A Scattering of Musings

The house is emptier this weekend. We got the basement storage area cleared out; closets fully emptied of holiday dinnerware and old luggage, bedroom sets deconstructed into their base parts with box springs and mattresses wrapped up in plastic. The digital piano picked up and given a home with friends. We're closer to emptying this place, closer to closing its doors to us forever. 

The sun was out today, shining bright in between weird bouts of microbursts all weekend long. The high window in the foyer soaked up so much of that brightness it was hard not to get caught up in the angles of the moment, the lines of the hallway reaching up into the vaulted ceilings, framing the sunlit vision in a perfect moment. 

The house felt vibrant, alive. I wonder how much anthropomorphism I'm projecting onto things right now with the majority of my days and evenings spent in so much solitude. 

I feel like I could walk this house blind-folded all these years on, like I know the entirety of its tactile nature. Like I knew the walls as if they had their names buried deep inside themselves while also having been etched into the gray matter of my brain. 

*    *    *

I've not been sleeping well for a while. I feel transitional, like a ghost stuck between two worlds, haunting my old childhood home. Each time I return from my normal life to live inside this place, it is a completely different experience. 

The first time I returned, I stayed in my old bedroom like normal. 

The second time I returned, I stayed in the finished basement with barely a fraction of my belongings with me. 

This time, when I returned, I'd planned on staying for a week, maybe two at most; in two weeks, I'll have been here for four months, constantly puttering around after the work day is done...doing cleaning and organizing and loading up the car and emptying the car and emptying one house while a full one remains unpacked half an hour away. Every day is work, every night is some shape, form, or level of movement. 

I am tired. This is a level of exhaustion I've not yet experienced, and that's honestly saying something considering my employment history. 

*    *    *

I realized last week that my siblings and I are now in an interesting area where memories can no longer be recounted, that the institutional memory of our parentage is now completely closed off to us, it's gone, poof, locked away forever. The truth of whatever their lives together were is now nothing more than smoke and the unreliable tellings from others that may know the story, but see things through different lenses. 
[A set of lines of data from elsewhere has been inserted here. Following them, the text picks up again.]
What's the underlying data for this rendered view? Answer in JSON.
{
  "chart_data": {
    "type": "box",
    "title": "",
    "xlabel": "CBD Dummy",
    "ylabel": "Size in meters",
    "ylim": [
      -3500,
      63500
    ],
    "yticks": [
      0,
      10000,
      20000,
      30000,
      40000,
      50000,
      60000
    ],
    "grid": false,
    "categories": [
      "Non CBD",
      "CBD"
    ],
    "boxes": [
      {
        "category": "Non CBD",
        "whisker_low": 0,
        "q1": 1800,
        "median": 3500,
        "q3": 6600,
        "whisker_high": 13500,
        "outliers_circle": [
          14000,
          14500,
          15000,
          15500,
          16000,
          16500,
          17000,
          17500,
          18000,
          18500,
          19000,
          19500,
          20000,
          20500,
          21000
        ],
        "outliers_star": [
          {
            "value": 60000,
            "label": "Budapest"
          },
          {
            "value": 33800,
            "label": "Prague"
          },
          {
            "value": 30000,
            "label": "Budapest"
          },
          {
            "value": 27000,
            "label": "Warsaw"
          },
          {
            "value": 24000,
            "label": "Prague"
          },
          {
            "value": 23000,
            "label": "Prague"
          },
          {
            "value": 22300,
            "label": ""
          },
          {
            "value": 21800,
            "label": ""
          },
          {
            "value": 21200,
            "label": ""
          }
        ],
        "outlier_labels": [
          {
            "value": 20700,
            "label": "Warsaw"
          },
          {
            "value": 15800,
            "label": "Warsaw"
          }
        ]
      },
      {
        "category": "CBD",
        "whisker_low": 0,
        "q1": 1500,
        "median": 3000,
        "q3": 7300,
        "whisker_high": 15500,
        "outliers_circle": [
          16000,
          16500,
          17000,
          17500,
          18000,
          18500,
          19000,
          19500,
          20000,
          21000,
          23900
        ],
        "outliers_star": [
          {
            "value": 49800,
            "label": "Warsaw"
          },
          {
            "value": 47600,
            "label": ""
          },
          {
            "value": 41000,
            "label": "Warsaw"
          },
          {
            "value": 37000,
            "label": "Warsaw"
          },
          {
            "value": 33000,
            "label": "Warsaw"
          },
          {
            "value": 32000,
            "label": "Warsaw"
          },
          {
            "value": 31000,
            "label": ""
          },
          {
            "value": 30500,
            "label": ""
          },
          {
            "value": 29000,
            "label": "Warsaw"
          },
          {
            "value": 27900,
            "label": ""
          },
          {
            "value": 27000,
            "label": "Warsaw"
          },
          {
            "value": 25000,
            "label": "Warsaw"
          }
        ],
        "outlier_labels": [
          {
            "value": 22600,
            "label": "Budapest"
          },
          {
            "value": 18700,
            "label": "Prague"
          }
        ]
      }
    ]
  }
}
That was a strange moment, realizing that there was just this mountain of information just suddenly gone, unavailable to access at a later date. As good as unshared secrets. As good as the ash left behind in small, weird piles, unable to be read by any living soul. 

*    *    *



A friend asked me tonight about playing music again. Beyond the superficial listening while driving, I've not really thought about DJ-ing in public or making a mix. There's literally been no actual time for me to sit down and devote the time to that, but...I made a new playlist on Spotify for when I'm ready. An old track by DJ Shadow (ironically, and perfectly, "Giving Up the Ghost" from his fantastic The Private Press LP) struck the right chord with me and I went down a rabbit hole of potential old trip hop stuff that may become a thing. 

I dunno. I find that the mixes I make during emotionally-charged parts of my life seem to fall flat or feel like they're trying too hard. A reflection back on my trip-hop/chillout stuff feels like a good move though. Tons of great stuff in that vein that jives with my headspace at the moment while remaining crowd-friendly. We'll see. 

*    *    *

I keep telling people that once things slow down, when life stops and allows a little breathing room...that I will be going somewhere for a while. When they ask where, my only qualifications are that it be "mentally and physically quiet" and that no, I've not yet had time to think about where because there's simply too much other crap going on for me to give it the attention it deserves. 
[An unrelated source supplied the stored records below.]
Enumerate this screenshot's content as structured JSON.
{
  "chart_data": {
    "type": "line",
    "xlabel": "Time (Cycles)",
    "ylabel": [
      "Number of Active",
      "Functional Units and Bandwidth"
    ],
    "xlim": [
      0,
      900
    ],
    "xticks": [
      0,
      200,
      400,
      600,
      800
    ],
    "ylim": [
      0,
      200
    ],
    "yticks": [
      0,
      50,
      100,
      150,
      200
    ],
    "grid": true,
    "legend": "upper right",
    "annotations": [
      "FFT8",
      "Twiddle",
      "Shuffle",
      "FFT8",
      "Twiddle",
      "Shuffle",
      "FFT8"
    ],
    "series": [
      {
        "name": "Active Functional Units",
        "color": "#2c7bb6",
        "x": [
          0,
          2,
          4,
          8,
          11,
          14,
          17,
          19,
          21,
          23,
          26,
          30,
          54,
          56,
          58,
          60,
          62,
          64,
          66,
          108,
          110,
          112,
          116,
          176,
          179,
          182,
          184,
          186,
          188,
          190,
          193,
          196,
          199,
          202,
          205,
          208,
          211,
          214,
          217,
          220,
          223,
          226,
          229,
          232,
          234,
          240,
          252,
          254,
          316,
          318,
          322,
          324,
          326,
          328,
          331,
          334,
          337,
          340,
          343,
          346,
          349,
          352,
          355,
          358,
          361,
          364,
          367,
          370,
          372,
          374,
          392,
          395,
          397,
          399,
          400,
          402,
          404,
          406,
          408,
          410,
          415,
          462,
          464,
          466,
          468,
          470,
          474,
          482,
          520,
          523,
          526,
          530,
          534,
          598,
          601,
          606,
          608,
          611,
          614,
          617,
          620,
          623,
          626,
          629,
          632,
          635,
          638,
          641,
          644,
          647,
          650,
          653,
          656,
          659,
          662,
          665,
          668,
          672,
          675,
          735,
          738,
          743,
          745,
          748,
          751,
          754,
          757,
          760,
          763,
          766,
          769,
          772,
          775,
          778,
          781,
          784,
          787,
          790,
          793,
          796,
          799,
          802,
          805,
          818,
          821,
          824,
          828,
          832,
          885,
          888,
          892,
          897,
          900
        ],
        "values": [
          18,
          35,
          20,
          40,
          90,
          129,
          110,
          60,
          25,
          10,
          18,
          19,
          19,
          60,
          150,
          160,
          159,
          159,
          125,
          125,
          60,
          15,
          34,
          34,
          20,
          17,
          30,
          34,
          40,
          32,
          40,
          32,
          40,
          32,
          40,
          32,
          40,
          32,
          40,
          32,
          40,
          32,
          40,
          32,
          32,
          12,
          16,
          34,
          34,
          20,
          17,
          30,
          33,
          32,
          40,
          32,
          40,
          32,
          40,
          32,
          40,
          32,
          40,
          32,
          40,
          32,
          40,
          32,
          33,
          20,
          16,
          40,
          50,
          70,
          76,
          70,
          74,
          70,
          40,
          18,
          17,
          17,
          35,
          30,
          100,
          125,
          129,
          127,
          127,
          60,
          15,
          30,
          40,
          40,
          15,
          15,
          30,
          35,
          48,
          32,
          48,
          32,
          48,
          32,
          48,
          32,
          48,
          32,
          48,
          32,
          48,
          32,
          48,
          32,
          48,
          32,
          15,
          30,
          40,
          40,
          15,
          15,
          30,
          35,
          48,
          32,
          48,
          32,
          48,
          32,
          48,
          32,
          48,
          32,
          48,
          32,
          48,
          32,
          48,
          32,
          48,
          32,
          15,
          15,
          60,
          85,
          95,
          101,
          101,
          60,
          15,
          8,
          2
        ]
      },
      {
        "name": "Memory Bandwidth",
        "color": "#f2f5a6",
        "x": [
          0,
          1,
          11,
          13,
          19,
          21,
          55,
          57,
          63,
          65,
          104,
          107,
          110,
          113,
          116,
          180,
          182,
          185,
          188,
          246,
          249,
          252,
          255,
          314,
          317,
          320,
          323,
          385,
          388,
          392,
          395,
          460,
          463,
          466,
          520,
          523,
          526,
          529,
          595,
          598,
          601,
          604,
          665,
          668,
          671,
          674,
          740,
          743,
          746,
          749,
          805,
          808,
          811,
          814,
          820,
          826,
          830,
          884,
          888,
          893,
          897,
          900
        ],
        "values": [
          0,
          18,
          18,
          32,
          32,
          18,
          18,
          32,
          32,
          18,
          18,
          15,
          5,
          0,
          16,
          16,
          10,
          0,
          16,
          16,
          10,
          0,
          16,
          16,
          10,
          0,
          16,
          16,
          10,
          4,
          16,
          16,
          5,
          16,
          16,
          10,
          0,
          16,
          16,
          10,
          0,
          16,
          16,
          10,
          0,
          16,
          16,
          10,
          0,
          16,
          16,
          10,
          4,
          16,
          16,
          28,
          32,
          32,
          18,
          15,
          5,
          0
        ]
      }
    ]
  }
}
But once we sell this house, once we lock the front door for the last time, I will almost certainly figure out an escape plan, put a bug-out bag together, and end up somewhere where I don't know a single soul. 

This is not normally my speed as I tend to like traveling with friends or family. But honestly, I'm ready to throw all my devices into a body of water and disappear for a few weeks, potentially bordering on a few months (...kidding. But only a little bit, because I honestly just might...). I am ready to full-on disconnect again the way I did during grad school and then again the first year after grad school. I am ready to find my creative center again.